The reason is because black powder potency can change from lot to lot so volume in a brass case will often change which directly effects powder column height and compression which in turn effects burning rate and accuracy. I should add most of them do both, that is, they also weigh after dropping a charge from a powder measure.
The other thing done for compaction of powder and more consistent powder column heights, is drop tube the powder. Slug gun shooters do the same thing into their muzzle loaders.
I don't weight any more,just use a muzzle loading powder measure and can see no difference in accuracy.
Black powder cartridge shooters will very often buy a whole case or two of the same lot of powder. Most of us use Swiss as it seems to be the most consistent and dense powder available.

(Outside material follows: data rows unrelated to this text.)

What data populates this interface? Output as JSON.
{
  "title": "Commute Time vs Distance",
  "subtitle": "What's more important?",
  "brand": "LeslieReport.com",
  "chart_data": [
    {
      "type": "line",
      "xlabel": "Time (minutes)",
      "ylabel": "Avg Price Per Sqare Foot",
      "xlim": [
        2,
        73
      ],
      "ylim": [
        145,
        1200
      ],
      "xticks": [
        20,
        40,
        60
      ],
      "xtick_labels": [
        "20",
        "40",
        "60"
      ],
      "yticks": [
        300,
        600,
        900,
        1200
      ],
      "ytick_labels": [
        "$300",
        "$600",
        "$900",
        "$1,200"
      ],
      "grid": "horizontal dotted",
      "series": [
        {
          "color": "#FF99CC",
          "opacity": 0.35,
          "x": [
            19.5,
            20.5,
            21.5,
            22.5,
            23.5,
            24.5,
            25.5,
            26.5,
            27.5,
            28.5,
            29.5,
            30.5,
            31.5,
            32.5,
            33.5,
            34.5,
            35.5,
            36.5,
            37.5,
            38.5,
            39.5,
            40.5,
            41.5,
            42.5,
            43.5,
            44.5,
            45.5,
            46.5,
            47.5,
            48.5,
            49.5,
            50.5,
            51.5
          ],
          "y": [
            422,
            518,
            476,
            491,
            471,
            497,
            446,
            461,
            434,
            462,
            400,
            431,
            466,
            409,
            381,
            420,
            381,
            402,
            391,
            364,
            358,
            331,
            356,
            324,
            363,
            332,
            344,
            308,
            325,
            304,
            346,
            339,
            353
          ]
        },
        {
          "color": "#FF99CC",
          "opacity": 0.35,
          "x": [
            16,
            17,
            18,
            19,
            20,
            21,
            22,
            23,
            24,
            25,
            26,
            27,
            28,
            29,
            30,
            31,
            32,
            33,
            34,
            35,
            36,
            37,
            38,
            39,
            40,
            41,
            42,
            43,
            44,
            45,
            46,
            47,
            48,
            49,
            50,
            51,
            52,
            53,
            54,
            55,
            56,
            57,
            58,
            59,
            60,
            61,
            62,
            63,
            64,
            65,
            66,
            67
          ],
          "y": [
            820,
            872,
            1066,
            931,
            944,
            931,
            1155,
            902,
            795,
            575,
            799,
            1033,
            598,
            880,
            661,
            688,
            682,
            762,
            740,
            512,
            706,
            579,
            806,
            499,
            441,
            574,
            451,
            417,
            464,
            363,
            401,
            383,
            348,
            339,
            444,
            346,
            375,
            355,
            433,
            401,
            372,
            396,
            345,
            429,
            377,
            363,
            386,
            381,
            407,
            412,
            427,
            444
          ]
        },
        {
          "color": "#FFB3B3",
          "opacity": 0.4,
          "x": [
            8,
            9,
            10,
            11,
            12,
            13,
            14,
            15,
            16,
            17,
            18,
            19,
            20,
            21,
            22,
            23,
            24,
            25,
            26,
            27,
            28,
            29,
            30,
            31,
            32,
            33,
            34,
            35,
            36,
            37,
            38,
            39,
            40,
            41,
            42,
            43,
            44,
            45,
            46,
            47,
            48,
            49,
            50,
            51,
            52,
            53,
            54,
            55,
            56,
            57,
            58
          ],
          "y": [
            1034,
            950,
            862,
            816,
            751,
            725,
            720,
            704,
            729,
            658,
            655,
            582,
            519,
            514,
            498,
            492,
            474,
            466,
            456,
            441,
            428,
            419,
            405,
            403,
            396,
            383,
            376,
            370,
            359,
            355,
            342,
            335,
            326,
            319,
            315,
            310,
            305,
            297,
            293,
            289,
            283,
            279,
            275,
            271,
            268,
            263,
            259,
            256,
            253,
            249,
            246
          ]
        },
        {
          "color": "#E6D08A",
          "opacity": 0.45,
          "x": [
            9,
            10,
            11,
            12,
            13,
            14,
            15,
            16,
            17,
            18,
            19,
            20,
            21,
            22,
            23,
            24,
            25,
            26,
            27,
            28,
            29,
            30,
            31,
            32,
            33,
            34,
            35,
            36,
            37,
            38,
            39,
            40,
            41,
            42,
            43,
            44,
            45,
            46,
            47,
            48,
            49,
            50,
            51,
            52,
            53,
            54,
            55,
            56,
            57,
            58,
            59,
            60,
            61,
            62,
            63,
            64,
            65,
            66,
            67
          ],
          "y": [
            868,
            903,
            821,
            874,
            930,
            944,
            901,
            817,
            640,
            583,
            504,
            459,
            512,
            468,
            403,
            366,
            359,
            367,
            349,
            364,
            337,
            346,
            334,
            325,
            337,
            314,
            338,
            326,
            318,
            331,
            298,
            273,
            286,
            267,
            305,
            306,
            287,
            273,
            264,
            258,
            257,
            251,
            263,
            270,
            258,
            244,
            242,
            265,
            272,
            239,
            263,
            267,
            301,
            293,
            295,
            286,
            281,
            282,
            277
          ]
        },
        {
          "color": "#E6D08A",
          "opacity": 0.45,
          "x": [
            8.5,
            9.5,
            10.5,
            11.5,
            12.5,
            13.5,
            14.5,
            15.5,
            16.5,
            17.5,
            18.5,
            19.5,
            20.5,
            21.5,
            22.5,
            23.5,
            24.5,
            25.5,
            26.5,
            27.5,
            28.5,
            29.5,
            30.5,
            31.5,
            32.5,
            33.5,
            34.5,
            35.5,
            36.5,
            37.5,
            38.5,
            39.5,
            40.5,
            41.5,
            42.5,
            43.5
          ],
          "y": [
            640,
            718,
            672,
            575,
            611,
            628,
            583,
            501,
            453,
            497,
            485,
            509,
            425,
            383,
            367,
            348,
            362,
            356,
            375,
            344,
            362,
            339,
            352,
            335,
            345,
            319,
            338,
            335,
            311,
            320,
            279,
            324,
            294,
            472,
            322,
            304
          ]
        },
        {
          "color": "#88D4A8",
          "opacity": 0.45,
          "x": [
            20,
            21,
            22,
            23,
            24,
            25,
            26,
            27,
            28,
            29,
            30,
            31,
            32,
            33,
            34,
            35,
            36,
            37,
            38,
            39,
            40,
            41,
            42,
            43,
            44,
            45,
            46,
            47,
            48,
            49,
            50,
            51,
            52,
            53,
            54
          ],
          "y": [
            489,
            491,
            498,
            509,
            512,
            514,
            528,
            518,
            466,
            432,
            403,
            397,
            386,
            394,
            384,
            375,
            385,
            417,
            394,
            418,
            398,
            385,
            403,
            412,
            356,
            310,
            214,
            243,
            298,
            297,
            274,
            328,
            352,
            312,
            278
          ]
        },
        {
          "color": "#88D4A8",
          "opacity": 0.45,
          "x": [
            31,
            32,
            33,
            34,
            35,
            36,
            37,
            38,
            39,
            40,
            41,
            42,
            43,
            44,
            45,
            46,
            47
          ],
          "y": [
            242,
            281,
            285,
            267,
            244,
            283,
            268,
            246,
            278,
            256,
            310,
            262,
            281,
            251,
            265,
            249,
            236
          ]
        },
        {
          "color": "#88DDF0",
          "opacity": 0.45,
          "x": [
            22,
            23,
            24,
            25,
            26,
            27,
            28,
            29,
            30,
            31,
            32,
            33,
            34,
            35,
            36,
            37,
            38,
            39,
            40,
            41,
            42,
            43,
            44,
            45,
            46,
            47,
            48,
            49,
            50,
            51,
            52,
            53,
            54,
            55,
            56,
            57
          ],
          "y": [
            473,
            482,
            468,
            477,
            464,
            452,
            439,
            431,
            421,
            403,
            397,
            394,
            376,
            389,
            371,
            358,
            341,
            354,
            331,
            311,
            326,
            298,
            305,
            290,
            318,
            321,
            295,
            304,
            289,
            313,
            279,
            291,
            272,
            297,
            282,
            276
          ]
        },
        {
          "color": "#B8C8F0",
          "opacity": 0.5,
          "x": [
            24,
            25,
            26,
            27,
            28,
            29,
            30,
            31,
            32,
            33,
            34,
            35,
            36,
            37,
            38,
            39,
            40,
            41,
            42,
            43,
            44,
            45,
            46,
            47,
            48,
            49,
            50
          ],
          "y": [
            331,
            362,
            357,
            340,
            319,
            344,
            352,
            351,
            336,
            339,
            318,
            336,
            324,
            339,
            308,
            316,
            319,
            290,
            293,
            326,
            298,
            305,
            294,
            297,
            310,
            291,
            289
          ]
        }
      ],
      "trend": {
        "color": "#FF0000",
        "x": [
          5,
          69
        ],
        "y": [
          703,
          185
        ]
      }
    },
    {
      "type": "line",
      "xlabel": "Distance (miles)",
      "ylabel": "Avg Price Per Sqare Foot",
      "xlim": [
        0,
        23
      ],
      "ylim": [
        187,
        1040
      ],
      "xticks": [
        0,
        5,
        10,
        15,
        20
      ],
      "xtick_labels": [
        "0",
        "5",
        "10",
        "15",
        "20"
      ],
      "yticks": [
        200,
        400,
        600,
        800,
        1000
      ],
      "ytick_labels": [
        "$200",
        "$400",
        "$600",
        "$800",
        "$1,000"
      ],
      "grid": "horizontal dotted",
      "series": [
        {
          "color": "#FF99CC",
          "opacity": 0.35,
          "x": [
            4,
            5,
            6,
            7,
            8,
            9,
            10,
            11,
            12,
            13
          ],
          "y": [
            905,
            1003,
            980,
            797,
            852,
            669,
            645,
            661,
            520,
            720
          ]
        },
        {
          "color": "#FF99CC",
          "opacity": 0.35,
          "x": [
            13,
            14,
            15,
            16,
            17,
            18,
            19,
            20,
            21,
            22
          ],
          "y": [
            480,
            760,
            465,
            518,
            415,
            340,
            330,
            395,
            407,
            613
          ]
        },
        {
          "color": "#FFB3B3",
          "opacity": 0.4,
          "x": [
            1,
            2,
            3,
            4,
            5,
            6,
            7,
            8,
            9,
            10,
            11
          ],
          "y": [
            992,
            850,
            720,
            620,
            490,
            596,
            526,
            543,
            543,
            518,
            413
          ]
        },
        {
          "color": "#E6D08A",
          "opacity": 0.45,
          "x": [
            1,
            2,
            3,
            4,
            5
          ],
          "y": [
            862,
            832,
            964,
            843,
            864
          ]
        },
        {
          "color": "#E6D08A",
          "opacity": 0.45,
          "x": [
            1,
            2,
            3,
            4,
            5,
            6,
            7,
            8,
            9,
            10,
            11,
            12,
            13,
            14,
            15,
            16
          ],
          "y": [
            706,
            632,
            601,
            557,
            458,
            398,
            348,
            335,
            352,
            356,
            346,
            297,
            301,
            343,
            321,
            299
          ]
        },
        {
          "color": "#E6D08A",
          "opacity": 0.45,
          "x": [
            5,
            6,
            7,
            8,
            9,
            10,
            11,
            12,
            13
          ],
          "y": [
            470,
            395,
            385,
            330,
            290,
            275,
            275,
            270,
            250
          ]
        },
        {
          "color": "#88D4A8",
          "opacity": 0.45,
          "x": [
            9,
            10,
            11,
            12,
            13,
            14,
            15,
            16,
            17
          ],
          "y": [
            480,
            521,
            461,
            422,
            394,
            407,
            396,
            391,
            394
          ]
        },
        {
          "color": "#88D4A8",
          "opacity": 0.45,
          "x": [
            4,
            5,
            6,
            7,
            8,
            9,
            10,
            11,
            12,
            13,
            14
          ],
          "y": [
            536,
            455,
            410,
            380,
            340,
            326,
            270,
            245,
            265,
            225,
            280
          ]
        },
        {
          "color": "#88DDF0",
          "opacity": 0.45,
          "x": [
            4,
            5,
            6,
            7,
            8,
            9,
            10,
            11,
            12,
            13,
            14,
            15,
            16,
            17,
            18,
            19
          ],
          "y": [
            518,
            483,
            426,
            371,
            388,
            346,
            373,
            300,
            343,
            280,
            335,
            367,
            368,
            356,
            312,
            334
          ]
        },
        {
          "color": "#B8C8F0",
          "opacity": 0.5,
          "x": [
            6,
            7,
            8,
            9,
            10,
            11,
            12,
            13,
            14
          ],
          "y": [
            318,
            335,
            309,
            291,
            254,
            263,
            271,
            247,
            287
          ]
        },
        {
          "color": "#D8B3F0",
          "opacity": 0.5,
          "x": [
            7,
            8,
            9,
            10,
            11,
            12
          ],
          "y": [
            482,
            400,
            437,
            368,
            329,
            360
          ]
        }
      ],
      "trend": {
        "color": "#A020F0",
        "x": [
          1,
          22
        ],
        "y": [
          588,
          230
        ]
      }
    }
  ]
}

I know of one shooter that says he goes through over two cases a year. That's over 50 pounds! MD
 
Not here. We are limited too 1 pound of black powder maximum. Total BS if you ask me. I'm going to go get a pound of Goex FF this weekend.
 
I'd just get the case and not tell any of those liberals I had it. Keep it out in the garage in a good storage box. How are they going to know ya have it if you don't tell anyone??
 
Rat Trapper said:
I'd just get the case and not tell any of those liberals I had it. Keep it out in the garage in a good storage box. How are they going to know ya have it if you don't tell anyone??
bad idea!

It may be a stupid law, but it is what it is.

A better fix may be to secure a pound of powder for each resident of the home. Each pound separate from the other cans in separate rooms, and labeled as to the owner.
Just a thought, I don't know the legalities. I am just guessing.